I’ve noted before that New Jersey Governor Chris Christie won’t do anything before Charles and David Koch tell him it’s OK, so I can’t help wondering if Christie’s recent remarks on climate change represent a strategic shift by his patrons.
New Jersey Gov. Chris Christie admitted that he thinks climate change is real and that humans contribute to it at an event in New Hampshire last week.
But Christie, a likely 2016 Republican presidential candidate, also added that he thinks the degree to which humans contribute is questionable, according to MSNBC.
“I think global warming is real. I don’t think that’s deniable,” he said. “And I do think human activity contributes to it.”
Christie also said that the U.S. or a single group of states “can’t be acting unilaterally…when folks in China are doing things to the environment that we would never be done in our country.”
“There’s no use in denying global warming exists. The question is what we do to deal with it,” Christie said.
Four years ago, Christie spoke at length about the reality of human-caused climate change while simultaneously bashing the multi-state carbon-reduction initiative known as the Regional Greenhouse Gas Initiative, falsely claiming that it was an ineffective boondoggle. Several months later, investigative journalist Brad Friedman exposed Christie’s ties to the Kochs; Friedman’s report was cited in a segment originally filmed for the 2014 Showtime documentary Years of Living Dangerously.

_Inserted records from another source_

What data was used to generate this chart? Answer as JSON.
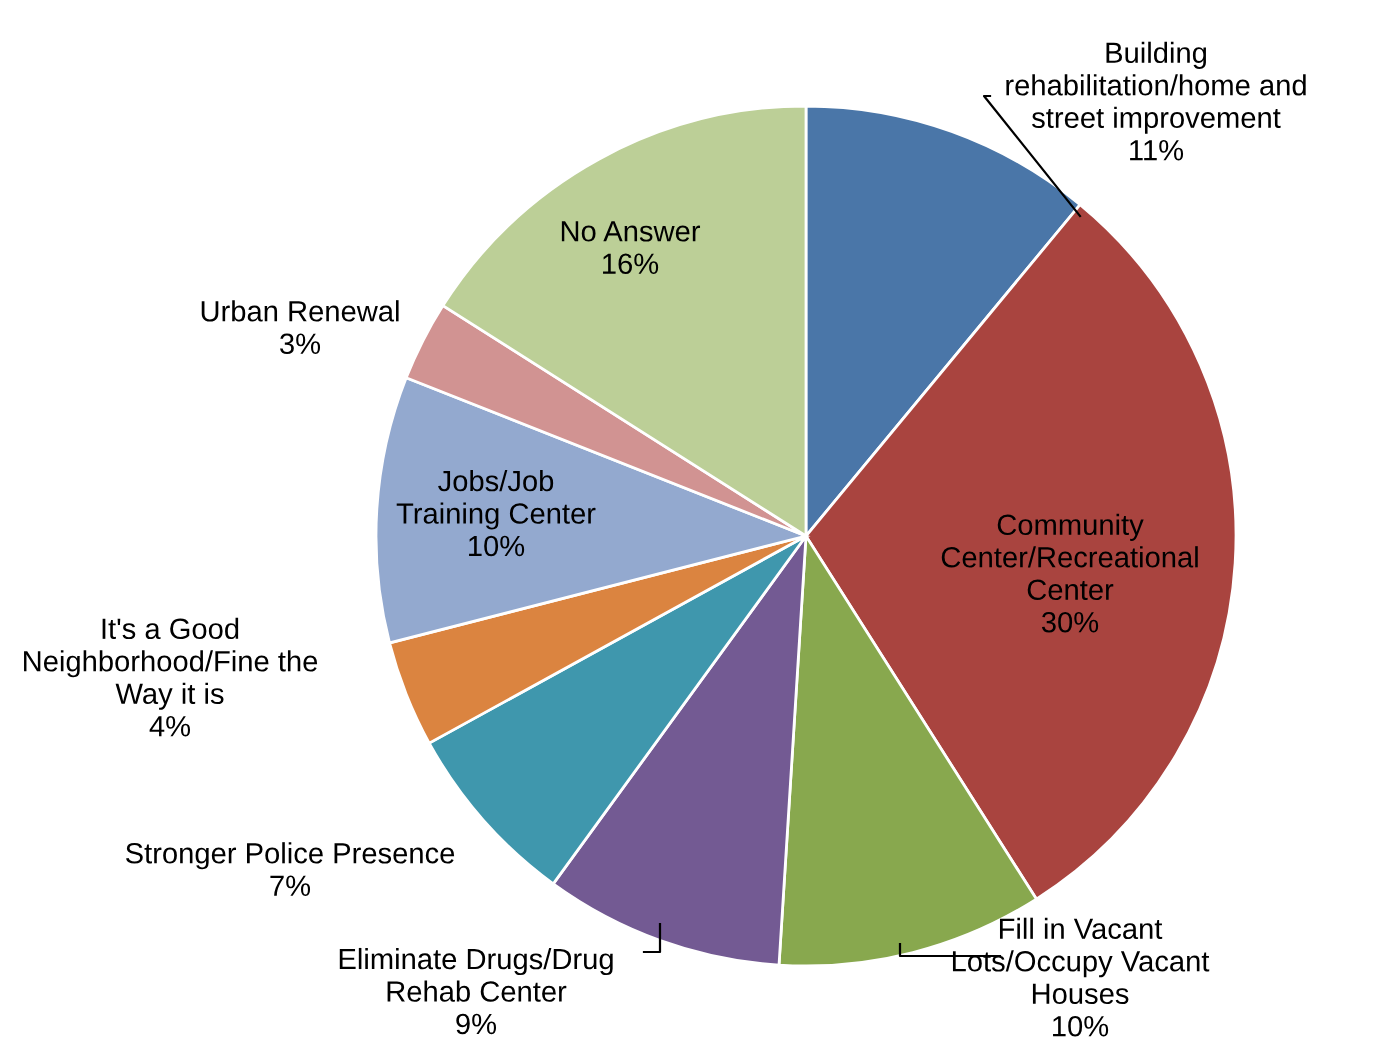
{
  "chart_data": {
    "type": "pie",
    "categories": [
      "Building\nrehabilitation/home and\nstreet improvement",
      "Community\nCenter/Recreational\nCenter",
      "Fill in Vacant\nLots/Occupy Vacant\nHouses",
      "Eliminate Drugs/Drug\nRehab Center",
      "Stronger Police Presence",
      "It's a Good\nNeighborhood/Fine the\nWay it is",
      "Jobs/Job\nTraining Center",
      "Urban Renewal",
      "No Answer"
    ],
    "values": [
      11,
      30,
      10,
      9,
      7,
      4,
      10,
      3,
      16
    ],
    "value_labels": [
      "11%",
      "30%",
      "10%",
      "9%",
      "7%",
      "4%",
      "10%",
      "3%",
      "16%"
    ],
    "colors": [
      "#4a76a8",
      "#a9443f",
      "#88a84e",
      "#735a93",
      "#3f97ad",
      "#db8440",
      "#93a9cf",
      "#d19392",
      "#bccf97"
    ]
  }
}
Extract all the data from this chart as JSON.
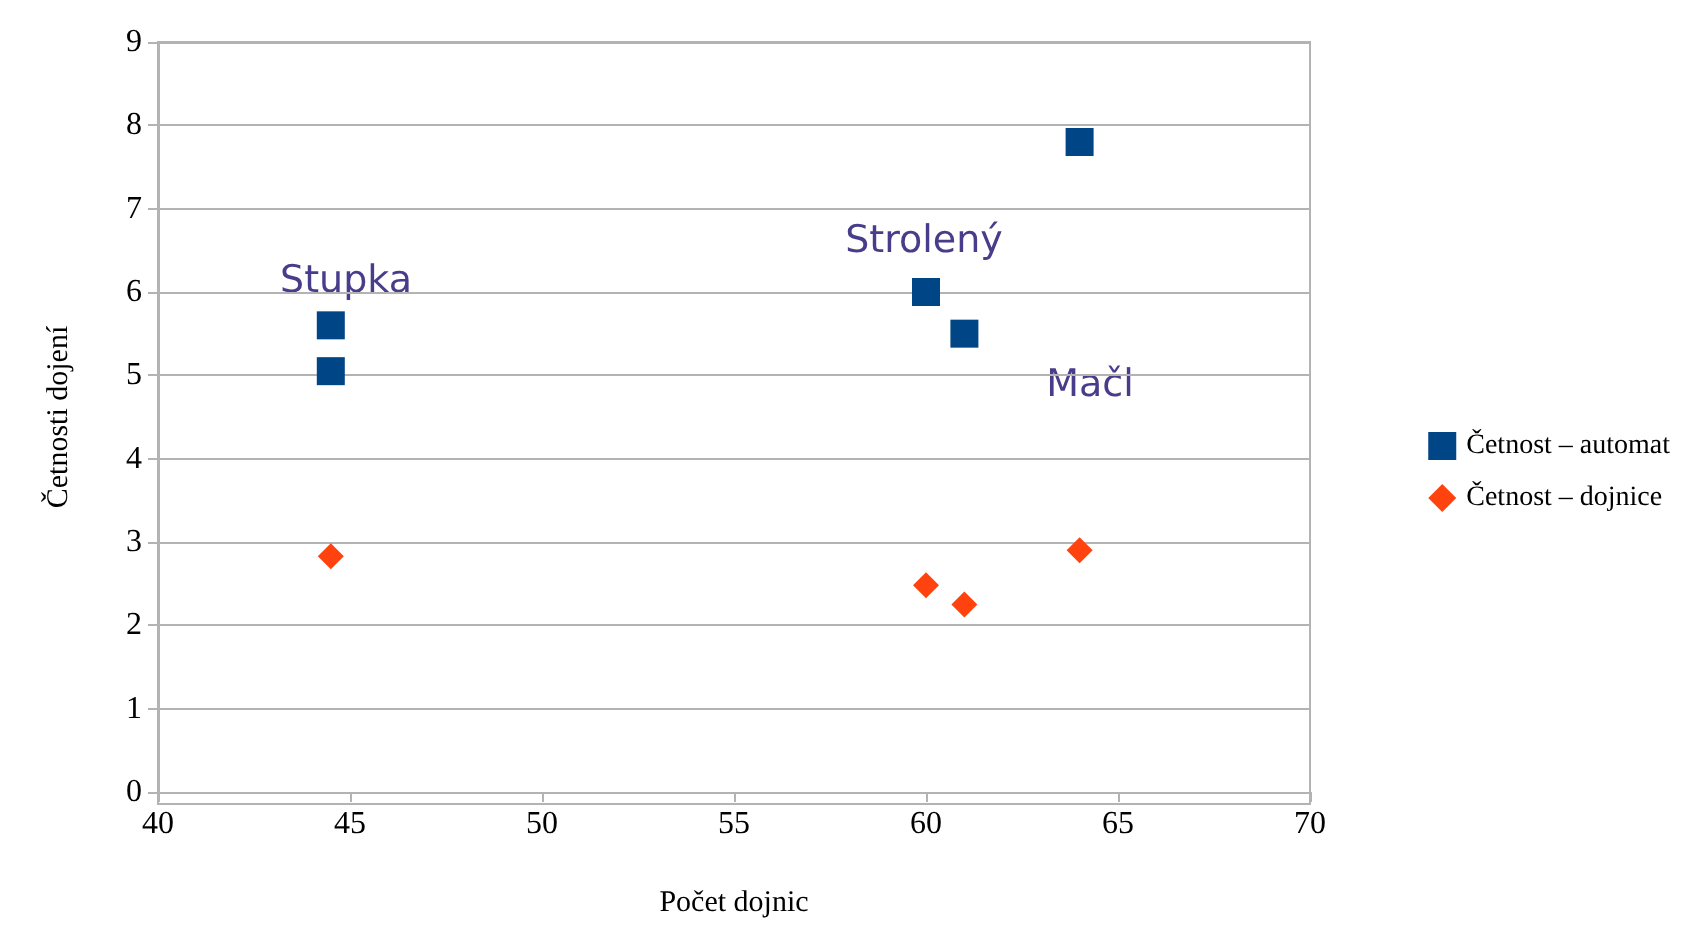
{
  "chart_data": {
    "type": "scatter",
    "xlabel": "Počet dojnic",
    "ylabel": "Četnosti dojení",
    "xlim": [
      40,
      70
    ],
    "xticks": [
      40,
      45,
      50,
      55,
      60,
      65,
      70
    ],
    "ylim": [
      0,
      9
    ],
    "yticks": [
      0,
      1,
      2,
      3,
      4,
      5,
      6,
      7,
      8,
      9
    ],
    "grid": "y",
    "legend": "right",
    "series": [
      {
        "name": "Četnost – automat",
        "color": "#004586",
        "marker": "square",
        "x": [
          44.5,
          44.5,
          60,
          61,
          64
        ],
        "values": [
          5.6,
          5.05,
          6.0,
          5.5,
          7.8
        ]
      },
      {
        "name": "Četnost – dojnice",
        "color": "#ff420e",
        "marker": "diamond",
        "x": [
          44.5,
          60,
          61,
          64
        ],
        "values": [
          2.83,
          2.48,
          2.25,
          2.9
        ]
      }
    ],
    "annotations": [
      "Stupka",
      "Strolený",
      "Mačl"
    ]
  }
}
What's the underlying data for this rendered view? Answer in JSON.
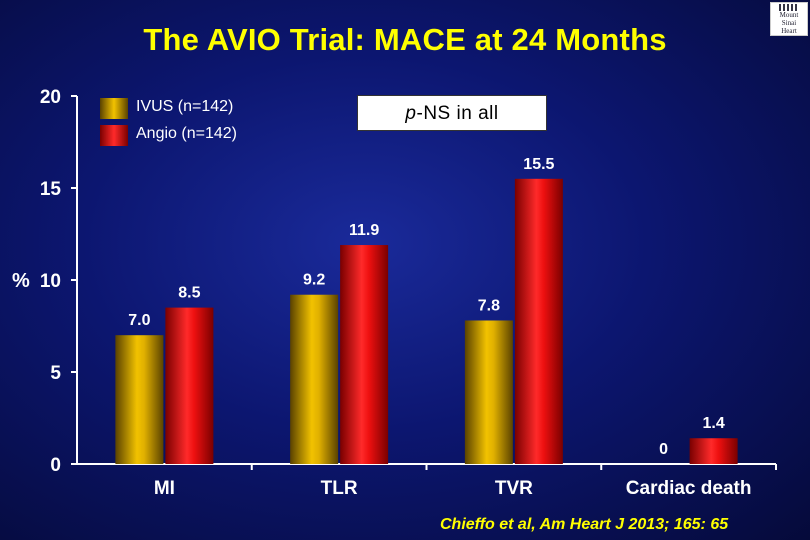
{
  "title": "The AVIO Trial:  MACE at 24 Months",
  "logo": {
    "lines": [
      "Mount",
      "Sinai",
      "Heart"
    ],
    "icon": "building-logo-icon"
  },
  "p_note": {
    "prefix": "p",
    "text": "-NS in all"
  },
  "citation": "Chieffo et al, Am Heart J 2013; 165: 65",
  "colors": {
    "ivus": "#d9a800",
    "angio": "#ff1a1a",
    "background": "#0c1670",
    "title": "#ffff00"
  },
  "chart_data": {
    "type": "bar",
    "categories": [
      "MI",
      "TLR",
      "TVR",
      "Cardiac death"
    ],
    "series": [
      {
        "name": "IVUS (n=142)",
        "values": [
          7.0,
          9.2,
          7.8,
          0
        ],
        "labels": [
          "7.0",
          "9.2",
          "7.8",
          "0"
        ]
      },
      {
        "name": "Angio (n=142)",
        "values": [
          8.5,
          11.9,
          15.5,
          1.4
        ],
        "labels": [
          "8.5",
          "11.9",
          "15.5",
          "1.4"
        ]
      }
    ],
    "ylabel": "%",
    "ylim": [
      0,
      20
    ],
    "yticks": [
      "0",
      "5",
      "10",
      "15",
      "20"
    ],
    "legend": "top-left",
    "grid": false
  }
}
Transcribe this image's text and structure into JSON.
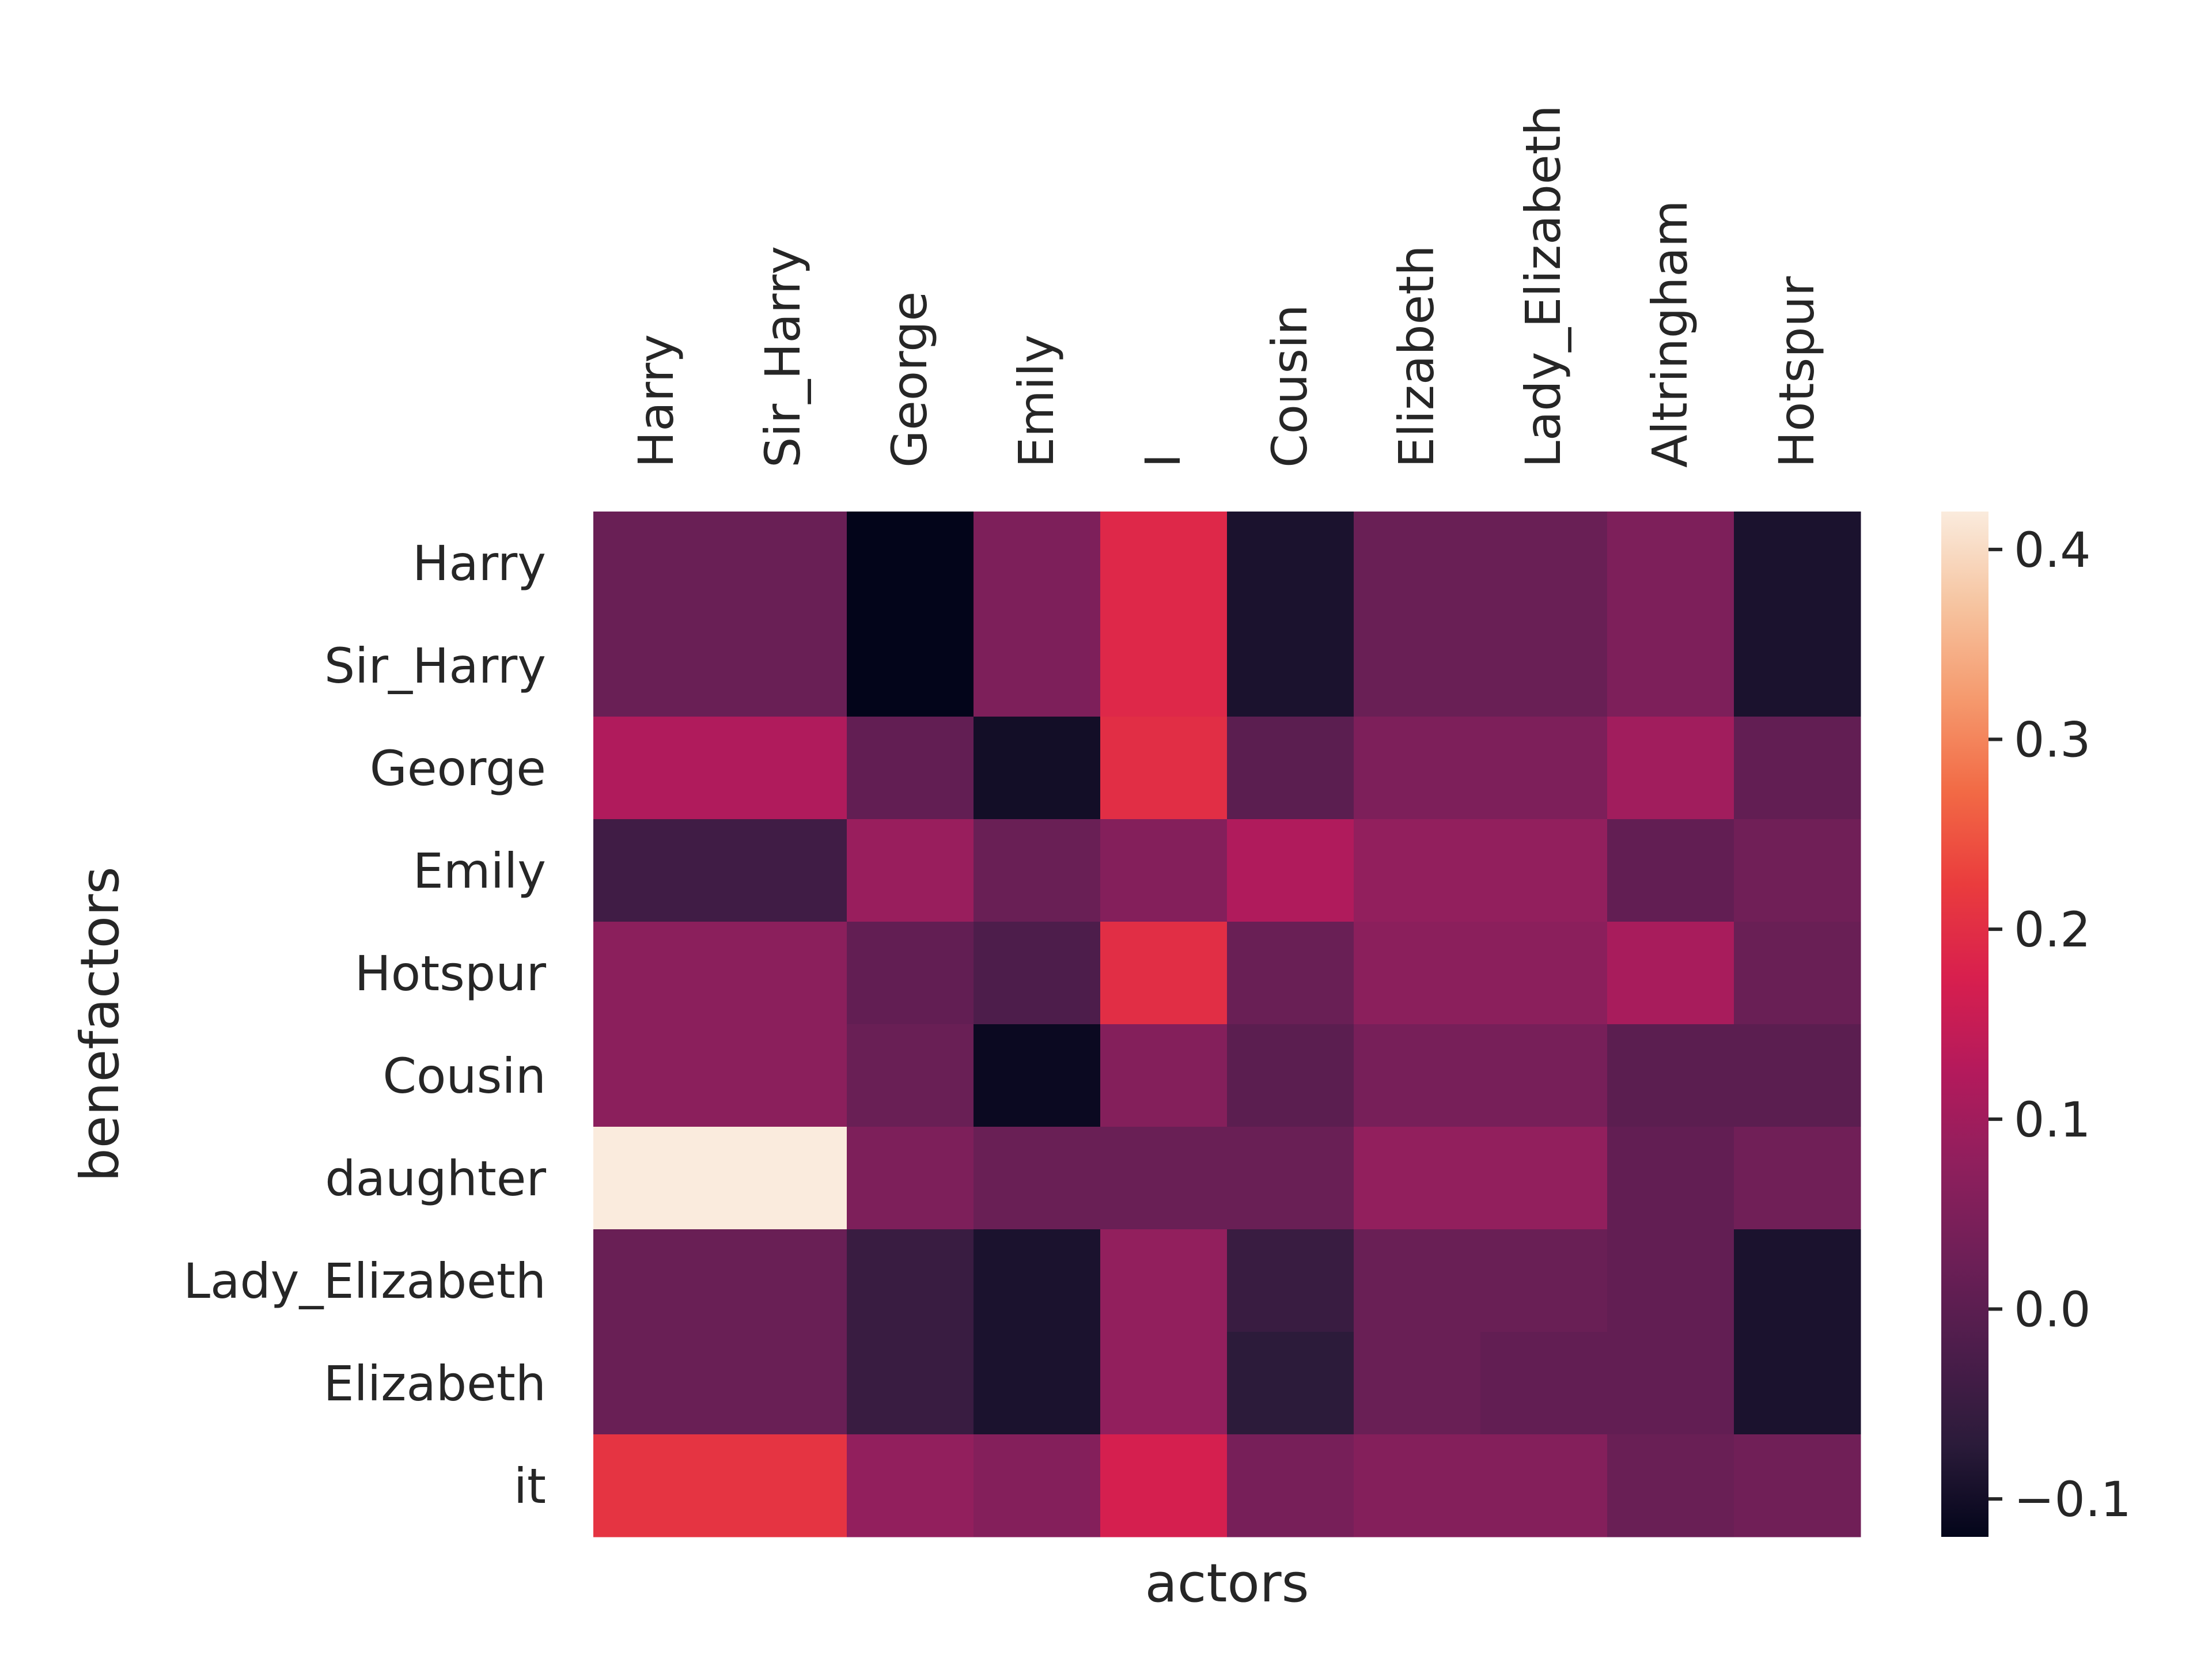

After diving into denial in 2013, Christie has now reverted to his 2011 position; acknowledging that human-caused climate change is real, while simultaneously expressing a profound unwillingness to do anything to curb carbon pollution. You have to think that as the evidence of the risk posed by climate change continues to mount, the Kochs have now decided to start moving away from all-out denial towards acknowledging that climate change is a fact, while asserting that any proposed solution is worse than the problem.
The partisan divide on climate won’t end until Republicans find the courage to stand up to the Kochs and other opponents of action on climate change, and propose solutions such as a federal revenue-neutral carbon tax. Is that day coming sooner, later, or never?